Things are starting to look better now. After some elbow grease over the weekend and much research on Linux' interprocess communications, I was finally able to get my simple simulator up and running and connected to Contiki. The development process wasn't easy, but it took about a week (of hard work) to get it to the point where I can actually start simulating actual nodes. I'm actually quite satisfied with it. It's not as sophisticated as Cooja or Netsim (Contiki's native simulators) but it can do what I want and give me fine-grained control over how the simulation is run. Here are some of the details.

The simulator starts up as a command line shell. To add a node, you type "add". The simulator will then fork a process and run the FreakZ stack on it. The command shell also has two duplex communications channels to the node. One of the duplex communications channels is for data tx and rx. The other is for command tx and rx.

The node runs a simple command parser and is constantly listening to the command rx pipe for instructions. When the user types in a command and addresses that node, the command will be sent directly to that node. Once the node receives the instruction, the command parser will then parse the instruction and arguments and carry out the task.

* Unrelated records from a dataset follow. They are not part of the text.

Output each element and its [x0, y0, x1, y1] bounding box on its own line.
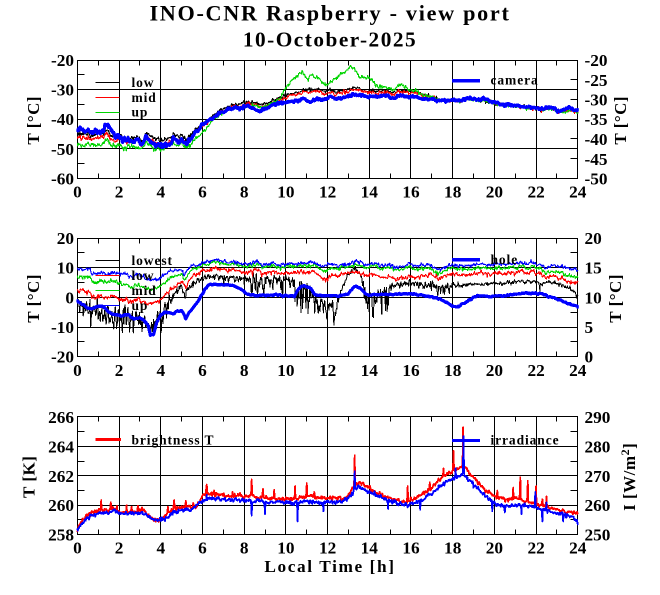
svg-text:T [K]: T [K]	[20, 456, 39, 498]
svg-text:mid: mid	[132, 283, 157, 298]
svg-text:0: 0	[73, 182, 82, 201]
svg-text:18: 18	[444, 538, 462, 557]
svg-text:14: 14	[361, 182, 379, 201]
svg-text:24: 24	[569, 182, 587, 201]
svg-text:290: 290	[585, 408, 611, 427]
svg-text:T [°C]: T [°C]	[24, 96, 43, 145]
svg-text:20: 20	[486, 361, 503, 380]
svg-text:0: 0	[73, 538, 82, 557]
svg-text:14: 14	[361, 538, 379, 557]
svg-text:Local Time [h]: Local Time [h]	[264, 557, 395, 576]
svg-text:12: 12	[319, 182, 336, 201]
svg-text:10: 10	[277, 361, 294, 380]
svg-text:-40: -40	[51, 110, 74, 129]
svg-text:low: low	[132, 75, 155, 90]
svg-text:6: 6	[198, 538, 207, 557]
svg-text:0: 0	[73, 361, 82, 380]
svg-text:262: 262	[48, 467, 74, 486]
svg-text:20: 20	[585, 229, 602, 248]
svg-text:mid: mid	[132, 90, 157, 105]
svg-text:6: 6	[198, 361, 207, 380]
svg-text:260: 260	[585, 496, 611, 515]
svg-text:20: 20	[486, 538, 503, 557]
svg-text:18: 18	[444, 361, 462, 380]
svg-text:-30: -30	[51, 81, 74, 100]
svg-text:6: 6	[198, 182, 207, 201]
svg-text:10: 10	[277, 538, 294, 557]
svg-text:hole: hole	[491, 252, 519, 267]
svg-text:-60: -60	[51, 170, 74, 189]
svg-text:-40: -40	[585, 130, 608, 149]
svg-text:T [°C]: T [°C]	[24, 274, 43, 323]
svg-text:258: 258	[48, 526, 74, 545]
svg-text:irradiance: irradiance	[491, 433, 560, 448]
svg-text:20: 20	[486, 182, 503, 201]
svg-text:2: 2	[115, 182, 124, 201]
svg-text:INO-CNR Raspberry - view port: INO-CNR Raspberry - view port	[149, 1, 510, 26]
svg-text:up: up	[132, 105, 149, 120]
svg-text:260: 260	[48, 496, 74, 515]
svg-text:-30: -30	[585, 91, 608, 110]
svg-text:-20: -20	[51, 348, 74, 367]
svg-text:16: 16	[402, 182, 420, 201]
svg-text:24: 24	[569, 538, 587, 557]
svg-text:16: 16	[402, 361, 420, 380]
svg-text:-20: -20	[51, 51, 74, 70]
svg-text:lowest: lowest	[132, 253, 173, 268]
svg-text:22: 22	[527, 538, 544, 557]
svg-text:12: 12	[319, 361, 336, 380]
svg-text:camera: camera	[491, 73, 539, 88]
svg-text:4: 4	[156, 182, 165, 201]
svg-text:2: 2	[115, 361, 124, 380]
svg-text:10-October-2025: 10-October-2025	[243, 28, 417, 52]
svg-text:up: up	[132, 298, 149, 313]
svg-text:8: 8	[240, 182, 249, 201]
svg-text:12: 12	[319, 538, 336, 557]
svg-text:T [°C]: T [°C]	[611, 96, 630, 145]
svg-text:0: 0	[585, 348, 594, 367]
svg-text:-50: -50	[585, 170, 608, 189]
svg-text:280: 280	[585, 437, 611, 456]
svg-text:264: 264	[48, 437, 74, 456]
svg-text:266: 266	[48, 408, 74, 427]
svg-text:T [°C]: T [°C]	[606, 274, 625, 323]
svg-text:8: 8	[240, 538, 249, 557]
svg-text:I [W/m2]: I [W/m2]	[618, 443, 639, 511]
svg-text:18: 18	[444, 182, 462, 201]
svg-text:20: 20	[57, 229, 74, 248]
svg-text:250: 250	[585, 526, 611, 545]
svg-text:-20: -20	[585, 51, 608, 70]
svg-text:brightness T: brightness T	[132, 432, 215, 447]
svg-text:24: 24	[569, 361, 587, 380]
svg-text:2: 2	[115, 538, 124, 557]
svg-text:0: 0	[65, 288, 74, 307]
svg-text:22: 22	[527, 361, 544, 380]
svg-text:-35: -35	[585, 110, 608, 129]
svg-text:14: 14	[361, 361, 379, 380]
svg-text:15: 15	[585, 259, 602, 278]
svg-text:4: 4	[156, 361, 165, 380]
svg-text:16: 16	[402, 538, 420, 557]
svg-text:270: 270	[585, 467, 611, 486]
svg-text:-50: -50	[51, 140, 74, 159]
svg-text:-10: -10	[51, 318, 74, 337]
svg-text:-25: -25	[585, 71, 608, 90]
svg-text:low: low	[132, 268, 155, 283]
svg-text:4: 4	[156, 538, 165, 557]
svg-text:10: 10	[585, 288, 602, 307]
svg-text:10: 10	[277, 182, 294, 201]
svg-text:-45: -45	[585, 150, 608, 169]
svg-text:5: 5	[585, 318, 594, 337]
svg-text:10: 10	[57, 259, 74, 278]
svg-text:22: 22	[527, 182, 544, 201]
svg-text:8: 8	[240, 361, 249, 380]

Probably the toughest part was the radio medium. To simulate a radio medium in the simplest case, when one node transmits, all nodes should ideally be able to hear. I know, I know...it's impossible due to range, fading, etc...but I'm just talking about a simple case. When one node transmits, the data needs to be broadcast to all the nodes. The nodes will then check the address and determine if it should be discarded or sent up the stack. This is how a standard 802.15.4 radio works.

The broadcasting part was difficult because there's not really a good way to do one-to-many interprocess communication on Linux. Some of the candidates were "named pipes", shared memory, and client/server using sockets. However each of them had some drawbacks, mostly in complexity. I experimented a bit with some of them, but after awhile, I decided to take the easy way out. I just keep a list of all the nodes, and when one of them transmits data, it goes to the main shell which then forwards the data to each listening node. Its brute force and crude, but it was the easiest way to broadcast data to all my processes reliably. In the future, I'd like to add some features like transmission range or noise to the radio medium to make it more realistic. But right now, I just want to see how the nodes perform in a network setting.

So that brings me to today. I simulated my first node where I actually brought up all the layers and started a network formation request. Unfortunately, I found a bug immediately so I'm working on the fix now. Actually, it's strange because that same bug should have come up in my old test fixture (the single-process one), but I never saw it before. It's kind of a mystery that bears more investigation, but anyways it's better to catch bugs than let them stay dormant inside the code.

I found out the reason why I didn't see the problem in my test fixture. I tested the mac components that made up nwk formation individually but didn't test them running together in the actual nwk formation code. Oops.